但し、全体に他の書籍や研究からの引用が多く、結論としても著者独自のオリジナルな見解は見られない(それがいけないということではないが)。その結果、読んだ後の印象は「どこかで見た」「どこかで読んだ」という感じが強くなってしまっている。
著者は効率的市場仮説の立場に立つものではないが、テクニカル分析の否定やファンタメンタルズ分析の難しさについては、大御所マルキール氏の「ウォール街のランダムウォーカー」の指摘と同様の内容であり、指標に基づく市場全体の分析については、著者自身もいくつか参考文献をあげてもいるが、「ウォール街で勝つ法則」(ジェームズ・P・オショーネシー) や「 株式投資 長期投資で成功するための完全ガイド」(ジェレミー・シーゲル) などの内容と重なるところが多い。

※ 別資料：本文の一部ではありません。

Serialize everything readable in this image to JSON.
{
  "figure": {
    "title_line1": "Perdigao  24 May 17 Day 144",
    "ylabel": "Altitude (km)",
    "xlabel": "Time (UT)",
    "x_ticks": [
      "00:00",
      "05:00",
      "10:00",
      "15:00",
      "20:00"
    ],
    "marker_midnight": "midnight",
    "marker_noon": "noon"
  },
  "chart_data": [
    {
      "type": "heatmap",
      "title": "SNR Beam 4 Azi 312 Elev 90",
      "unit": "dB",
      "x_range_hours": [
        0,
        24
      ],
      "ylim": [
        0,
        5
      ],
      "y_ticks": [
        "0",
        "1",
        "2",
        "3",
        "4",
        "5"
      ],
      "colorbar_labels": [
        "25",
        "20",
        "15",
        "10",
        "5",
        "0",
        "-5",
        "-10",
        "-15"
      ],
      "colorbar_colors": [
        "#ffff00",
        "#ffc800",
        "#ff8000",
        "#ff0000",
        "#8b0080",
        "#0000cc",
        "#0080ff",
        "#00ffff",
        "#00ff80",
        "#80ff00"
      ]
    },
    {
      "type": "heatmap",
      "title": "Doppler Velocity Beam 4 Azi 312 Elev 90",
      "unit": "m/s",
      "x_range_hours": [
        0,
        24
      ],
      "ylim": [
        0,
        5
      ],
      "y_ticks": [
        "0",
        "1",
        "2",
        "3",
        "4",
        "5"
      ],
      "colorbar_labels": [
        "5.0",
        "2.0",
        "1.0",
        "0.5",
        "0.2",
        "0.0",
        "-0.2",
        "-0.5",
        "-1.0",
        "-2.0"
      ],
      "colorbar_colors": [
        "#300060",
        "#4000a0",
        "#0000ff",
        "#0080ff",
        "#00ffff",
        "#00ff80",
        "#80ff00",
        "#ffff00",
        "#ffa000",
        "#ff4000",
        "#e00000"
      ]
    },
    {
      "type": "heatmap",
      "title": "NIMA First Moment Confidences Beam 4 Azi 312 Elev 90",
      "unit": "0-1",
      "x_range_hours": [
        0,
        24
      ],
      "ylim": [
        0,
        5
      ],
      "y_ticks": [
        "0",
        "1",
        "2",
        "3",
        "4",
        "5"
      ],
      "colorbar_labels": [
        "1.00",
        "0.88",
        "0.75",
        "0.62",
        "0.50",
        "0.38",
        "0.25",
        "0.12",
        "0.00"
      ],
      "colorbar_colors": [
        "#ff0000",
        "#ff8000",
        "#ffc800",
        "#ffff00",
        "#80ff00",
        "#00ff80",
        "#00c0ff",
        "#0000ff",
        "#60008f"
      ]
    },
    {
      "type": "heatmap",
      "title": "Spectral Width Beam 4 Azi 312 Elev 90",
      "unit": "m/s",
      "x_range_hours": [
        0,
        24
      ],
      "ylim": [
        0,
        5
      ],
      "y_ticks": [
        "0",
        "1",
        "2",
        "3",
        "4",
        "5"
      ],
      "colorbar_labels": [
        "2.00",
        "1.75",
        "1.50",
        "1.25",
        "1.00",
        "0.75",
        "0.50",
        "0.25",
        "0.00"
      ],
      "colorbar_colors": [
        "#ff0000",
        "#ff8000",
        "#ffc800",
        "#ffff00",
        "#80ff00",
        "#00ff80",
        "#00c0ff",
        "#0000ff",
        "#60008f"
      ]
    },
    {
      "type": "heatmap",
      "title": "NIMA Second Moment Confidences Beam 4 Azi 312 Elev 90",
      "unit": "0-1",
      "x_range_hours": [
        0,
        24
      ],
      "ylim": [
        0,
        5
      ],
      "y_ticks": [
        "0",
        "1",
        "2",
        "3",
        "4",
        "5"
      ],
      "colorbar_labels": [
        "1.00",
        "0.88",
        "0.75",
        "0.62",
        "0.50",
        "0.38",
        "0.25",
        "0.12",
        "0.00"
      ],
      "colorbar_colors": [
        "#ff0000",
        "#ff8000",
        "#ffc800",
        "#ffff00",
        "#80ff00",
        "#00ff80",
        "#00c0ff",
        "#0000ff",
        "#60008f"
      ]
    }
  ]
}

行動ファイナンスについての指摘も全体として常識的なものとなっている。
また、意識的に著者はそうしているのだろうが、本書では個別銘柄についての指摘が一切なく、その事が本書を親しみやすさの乏しいものにしてしまっている感がある。これは、私自身が数学が苦手でΣなどが出てくると、「あー、もうわからん・・」となってしまうという読み手側の都合もあるのだが(こういう人は結構多いとは思う)。 著者自身、個人投資家であるならば、自身が投資している銘柄について、その分析の方法や視点について具体的に示すところがあった方がよかった。ポジジョントーク的な内容が嫌なのであれば、既に売買を完了した銘柄でもよかったので。
終章に「個人投資家としか心がけたいこと」とした内容がまとめられている。私自身は表面上著者の指摘と逆のことをしているところが随分とある。マネー誌は読むし、「観察」はするし、個人投資家のコミュニティにも参加し、他の投資家と競争もしている。これらは本書の指摘とは逆である。但し、いずれの場合も、それを直接的に投資、銘柄選択、売買の参考としたりすることはない。どれも「楽しみ」としてしていることであり(例えば、マネー誌は週刊誌を読むのと同じようなものだし、他の投資家との競争で人の売買から影響を直接的に受けたり他の人に勝つための売買を無理にしたりはしない)著者の指摘の内容なり趣旨そのものは理解はできる。
次回、本書の原則と関わって個別銘柄について具体的に言及した続編を希望したい。